O’Mara cites three significant barriers that inhibit patients undergoing treatment on self-reporting symptoms:
- They don’t want to bother their physician.
- They think if they report symptoms, the physician will reduce the dose or stop treatment.
- They fear that symptoms are an indication that the disease is progressing or has come back.
“This is where communication between patient and physician is so important,” she says.
Enter the pharmaceutical industry
Connie Chen, Pharm.D., and senior director of Global Outcomes Research, Oncology at Pfizer Inc., met Cleeland more than 10 years ago when they both researched arthritis and pain.
“Pfizer places a great deal of importance on patients in its clinical trials,” she says. “Listening to patients gives us the opportunity to hear what effect a drug is having on them. They help us know how we should develop a drug moving forward, so we strive to get self-reported symptom information early into the Phase I/II stage of a clinical trial whenever possible.”
However, she admits there are practical and logistical problems in gathering patient-reported data. “When we put in questionnaires for patients, we do this in a scientifically rigorous manner — similar to other endpoints within the clinical trial and realizing the costs to collect, analyze and report the results. But we know it’s going to benefit the end-user.

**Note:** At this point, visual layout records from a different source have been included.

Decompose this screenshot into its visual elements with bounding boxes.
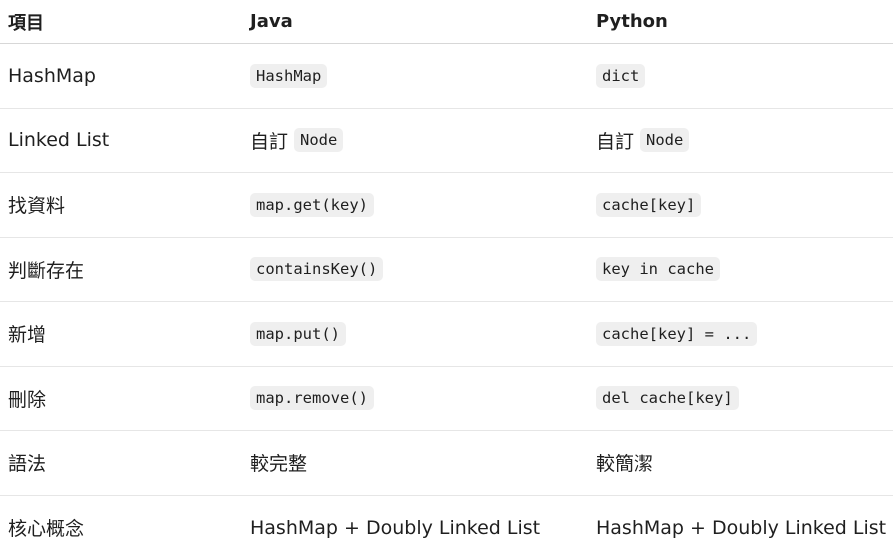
row-item-label: 語法 — [8, 431, 46, 495]
java-code: map.put() — [250, 322, 346, 346]
python-code: key in cache — [596, 257, 720, 281]
python-prefix-text: 自訂 — [596, 127, 634, 154]
table-row: 找資料 map.get(key) cache[key] — [0, 173, 893, 238]
python-cell: del cache[key] — [596, 367, 739, 431]
java-cell: map.put() — [250, 302, 346, 366]
python-cell: HashMap + Doubly Linked List — [596, 496, 886, 560]
comparison-table: 項目 Java Python HashMap HashMap dict Link… — [0, 0, 893, 560]
table-row: Linked List 自訂 Node 自訂 Node — [0, 109, 893, 174]
python-code: cache[key] — [596, 193, 701, 217]
java-code: map.get(key) — [250, 193, 374, 217]
python-cell: 較簡潔 — [596, 431, 653, 495]
row-item-label: 刪除 — [8, 367, 46, 431]
python-cell: cache[key] = ... — [596, 302, 757, 366]
row-item-label: 判斷存在 — [8, 238, 84, 302]
python-cell: cache[key] — [596, 173, 701, 237]
row-item-label: 新增 — [8, 302, 46, 366]
header-java: Java — [250, 0, 293, 43]
python-code: cache[key] = ... — [596, 322, 757, 346]
python-code: Node — [640, 128, 689, 152]
table-row: 判斷存在 containsKey() key in cache — [0, 238, 893, 303]
java-code: containsKey() — [250, 257, 383, 281]
python-cell: dict — [596, 44, 645, 108]
java-code: Node — [294, 128, 343, 152]
row-item-label: HashMap — [8, 44, 96, 108]
java-cell: 較完整 — [250, 431, 307, 495]
java-cell: 自訂 Node — [250, 109, 343, 173]
header-python: Python — [596, 0, 668, 43]
table-row: 刪除 map.remove() del cache[key] — [0, 367, 893, 432]
header-item: 項目 — [8, 0, 44, 43]
python-cell: key in cache — [596, 238, 720, 302]
table-row: 新增 map.put() cache[key] = ... — [0, 302, 893, 367]
java-cell: HashMap + Doubly Linked List — [250, 496, 540, 560]
java-code: map.remove() — [250, 386, 374, 410]
row-item-label: 找資料 — [8, 173, 65, 237]
java-prefix-text: 自訂 — [250, 127, 288, 154]
row-item-label: Linked List — [8, 109, 109, 173]
java-code: HashMap — [250, 64, 327, 88]
java-cell: containsKey() — [250, 238, 383, 302]
java-cell: HashMap — [250, 44, 327, 108]
table-row: HashMap HashMap dict — [0, 44, 893, 109]
table-row: 核心概念 HashMap + Doubly Linked List HashMa… — [0, 496, 893, 560]
python-code: del cache[key] — [596, 386, 739, 410]
python-code: dict — [596, 64, 645, 88]
row-item-label: 核心概念 — [8, 496, 84, 560]
table-header-row: 項目 Java Python — [0, 0, 893, 44]
java-cell: map.get(key) — [250, 173, 374, 237]
python-cell: 自訂 Node — [596, 109, 689, 173]
java-cell: map.remove() — [250, 367, 374, 431]
table-row: 語法 較完整 較簡潔 — [0, 431, 893, 496]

"The problem is that there can be differences in the way information is understood. We need to do a lot more education.”
Yasuhiro Torigoe, Ph.D., at Genentech, met Cleeland several years ago and was immediately interested in his PRO work.

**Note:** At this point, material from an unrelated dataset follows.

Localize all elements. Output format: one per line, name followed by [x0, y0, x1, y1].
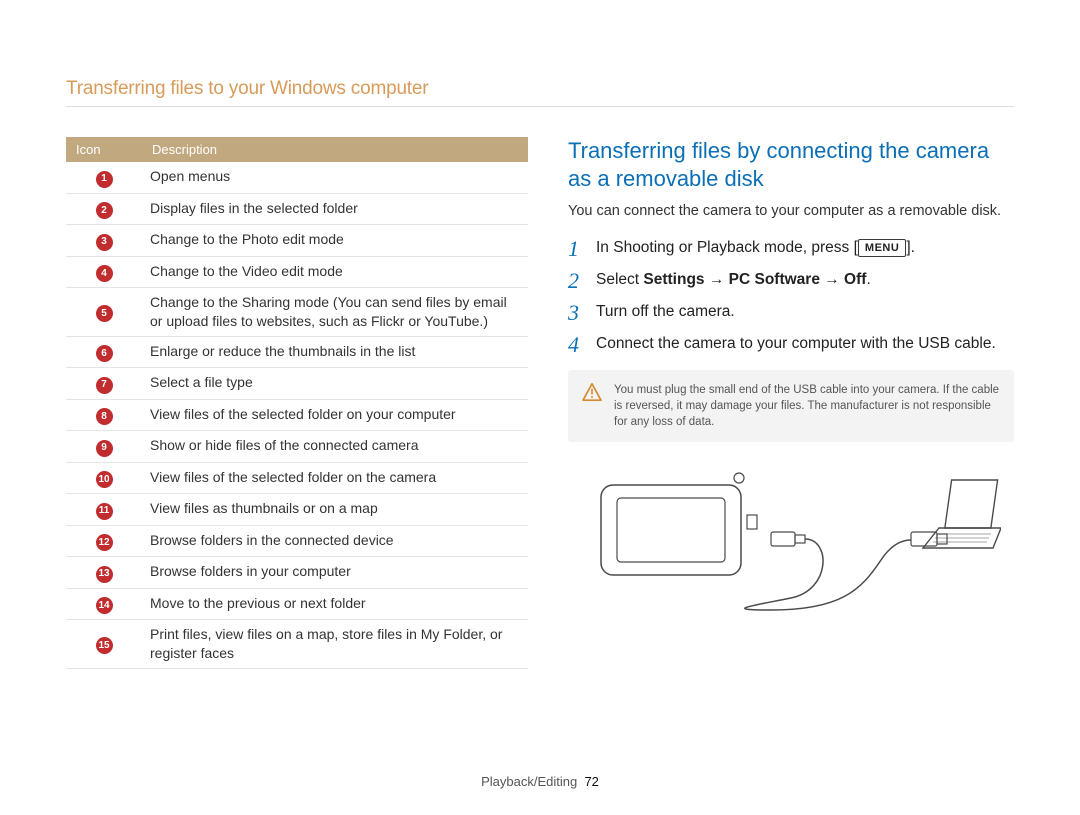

Currently, Genentech has 30 to 40 Phase III trials that use PRO in breast, gastric, lung and other cancers, with many more in the pipeline.
When it comes to selecting a measurement tool for many of Genentech’s studies, Torigoe choses the MD Anderson Symptom Inventory (MDASI), developed by Cleeland and his group.
Taking the MDASI to another level
To include possible side effects on a drug’s labeling, the FDA specifies that researchers must employ a standard published manual. Torigoe went an extra step to guarantee he could use the MDASI.
“We knew its scientific merit, and I wanted to use it for trials in brain and lung,” he says. “I encouraged Charlie to develop the manual, even gave him an outline and reviewed it several times.”
Like other entities, the pharmaceutical companies have encountered barriers in incorporating multi-symptom endpoints into their clinical trials. These include:
- the push to streamline clinical trials, cheaply and quickly, with the goal of overall survival;
- the cost associated with trials;
- the inclusion of multi-symptom endpoints impeding the speed of the trial; and
- the lack of FDA guidance stating how much longer a patient needs to live on a drug for it to be approved.
However, Torigoe firmly believes that the ultimate goal is not only for a patient to survive, but also to have better quality of life without the symptoms of chemotherapy, which some of the newer targeted therapies offer. “Symptom assessment is critical to showing patient benefit from these new treatments,” he says.
Chen agrees, “The patient’s perspective should be heard so we can share, better understand and educate a wider audience of decision- and policy-makers, and other health care professionals. And so patients can have a larger say in the choice of therapy, taking into consideration how treatments affect their symptoms and day-to-day well-being and function. We can’t have a trial without the patient’s voice.”
Due to his decades-long perseverance, Cleeland is no longer tilting at windmills. Rather, along with a growing host of partners across academia, industry, policy groups and government agencies, he’s forging inroads toward ensuring the patient’s voice will be heard — and heeded.